I'll be honest FFOL, I didn't make the post that we hadn't had a good D coordinator since Claeys -- I just didn't think that '19 was clearly better than Claeys's defenses. I do like Rossi for his work in '18 and '19 -- additionally I think he's been a much better recruiter than Claeys was in terms of stars -- but Claeys's was able to find diamonds (along with Sawvel) which is something we haven't seen under Fleck.
 

40 yards per game matters -- but to what extent it matters is shown in the amount of points scored on our defense and how much more difficult it makes it for our offense in terms of field position.

I apologize for misunderstanding your original post. I didn't understand that the '19 defense being negligibly worse than some of Claeys's defenses, in terms of total defense, was an example of them being better.
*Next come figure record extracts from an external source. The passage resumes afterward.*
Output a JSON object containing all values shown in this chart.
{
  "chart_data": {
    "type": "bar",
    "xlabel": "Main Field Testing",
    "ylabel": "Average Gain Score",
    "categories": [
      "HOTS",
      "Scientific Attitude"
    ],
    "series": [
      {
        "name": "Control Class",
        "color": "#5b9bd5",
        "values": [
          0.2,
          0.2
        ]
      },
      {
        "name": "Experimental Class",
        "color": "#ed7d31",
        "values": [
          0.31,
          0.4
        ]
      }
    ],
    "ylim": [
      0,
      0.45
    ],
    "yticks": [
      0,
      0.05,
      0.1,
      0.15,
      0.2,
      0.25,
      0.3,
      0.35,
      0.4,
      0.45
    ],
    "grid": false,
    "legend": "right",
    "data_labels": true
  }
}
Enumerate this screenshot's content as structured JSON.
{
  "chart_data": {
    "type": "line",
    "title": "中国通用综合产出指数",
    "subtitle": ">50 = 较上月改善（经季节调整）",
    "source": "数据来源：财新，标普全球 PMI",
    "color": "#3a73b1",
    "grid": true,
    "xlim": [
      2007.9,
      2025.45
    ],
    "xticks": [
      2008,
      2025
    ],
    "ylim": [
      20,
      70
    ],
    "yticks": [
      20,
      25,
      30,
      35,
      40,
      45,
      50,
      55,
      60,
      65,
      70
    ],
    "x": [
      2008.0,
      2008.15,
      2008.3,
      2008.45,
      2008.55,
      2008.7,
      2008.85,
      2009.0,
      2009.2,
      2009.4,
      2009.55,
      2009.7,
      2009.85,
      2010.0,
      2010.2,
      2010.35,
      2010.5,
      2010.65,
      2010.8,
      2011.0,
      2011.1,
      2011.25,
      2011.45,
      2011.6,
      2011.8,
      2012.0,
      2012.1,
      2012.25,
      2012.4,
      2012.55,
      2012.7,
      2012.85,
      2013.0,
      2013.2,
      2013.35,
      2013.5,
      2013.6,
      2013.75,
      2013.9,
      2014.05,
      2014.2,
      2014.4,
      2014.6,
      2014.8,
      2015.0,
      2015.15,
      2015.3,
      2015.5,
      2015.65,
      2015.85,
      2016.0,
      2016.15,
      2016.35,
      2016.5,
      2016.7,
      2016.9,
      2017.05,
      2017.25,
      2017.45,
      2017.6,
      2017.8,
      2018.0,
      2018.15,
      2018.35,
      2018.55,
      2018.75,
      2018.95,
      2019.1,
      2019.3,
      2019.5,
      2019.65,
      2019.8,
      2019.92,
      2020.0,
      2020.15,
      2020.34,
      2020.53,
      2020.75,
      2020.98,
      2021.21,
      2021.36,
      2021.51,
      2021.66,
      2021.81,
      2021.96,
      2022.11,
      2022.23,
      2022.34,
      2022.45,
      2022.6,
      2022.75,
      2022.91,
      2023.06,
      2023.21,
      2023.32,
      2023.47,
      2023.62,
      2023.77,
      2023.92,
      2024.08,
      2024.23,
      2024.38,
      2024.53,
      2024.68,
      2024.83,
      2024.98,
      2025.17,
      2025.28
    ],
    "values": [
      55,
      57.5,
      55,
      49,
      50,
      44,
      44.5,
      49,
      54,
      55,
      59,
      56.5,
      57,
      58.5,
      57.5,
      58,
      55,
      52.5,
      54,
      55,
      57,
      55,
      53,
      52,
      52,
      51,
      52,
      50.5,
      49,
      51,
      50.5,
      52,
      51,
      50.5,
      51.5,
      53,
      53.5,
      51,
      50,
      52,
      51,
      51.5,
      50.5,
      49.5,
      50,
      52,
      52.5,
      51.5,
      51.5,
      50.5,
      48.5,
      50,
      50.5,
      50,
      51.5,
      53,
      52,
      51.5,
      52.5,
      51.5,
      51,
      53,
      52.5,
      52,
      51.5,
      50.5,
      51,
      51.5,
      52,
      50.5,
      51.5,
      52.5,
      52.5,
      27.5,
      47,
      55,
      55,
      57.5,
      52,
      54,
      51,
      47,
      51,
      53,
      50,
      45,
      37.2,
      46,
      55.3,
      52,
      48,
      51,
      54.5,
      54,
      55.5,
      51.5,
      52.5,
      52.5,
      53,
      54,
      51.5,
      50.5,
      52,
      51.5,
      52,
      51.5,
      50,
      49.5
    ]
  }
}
40 yards per game less on defense, 40 yards worse field position through special teams equals roughly the same points allowed per game.
 

40 yards per game less on defense, 40 yards worse field position through special teams equals roughly the same points allowed per game.
Pardon me Poock, I don't exactly follow what you mean.
 

Pardon me Poock, I don't exactly follow what you mean.
Sorry was trying to point out the 40 yards less of defense still equates to the 22 points per game because the 2019 special teams likely cost us 40 yards of relative field position as compared to those Santoso teams. Thankfully it looks like we have improved in this department for 2021!
 



Sorry was trying to point out the 40 yards less of defense still equates to the 22 points per game because the 2019 special teams likely cost us 40 yards of relative field position as compared to those Santoso teams. Thankfully it looks like we have improved in this department for 2021!
TrickettThroughForThree
 

The receiving team on a kickoff has that extra play to make something happen. Why do we throw it away and wave it off?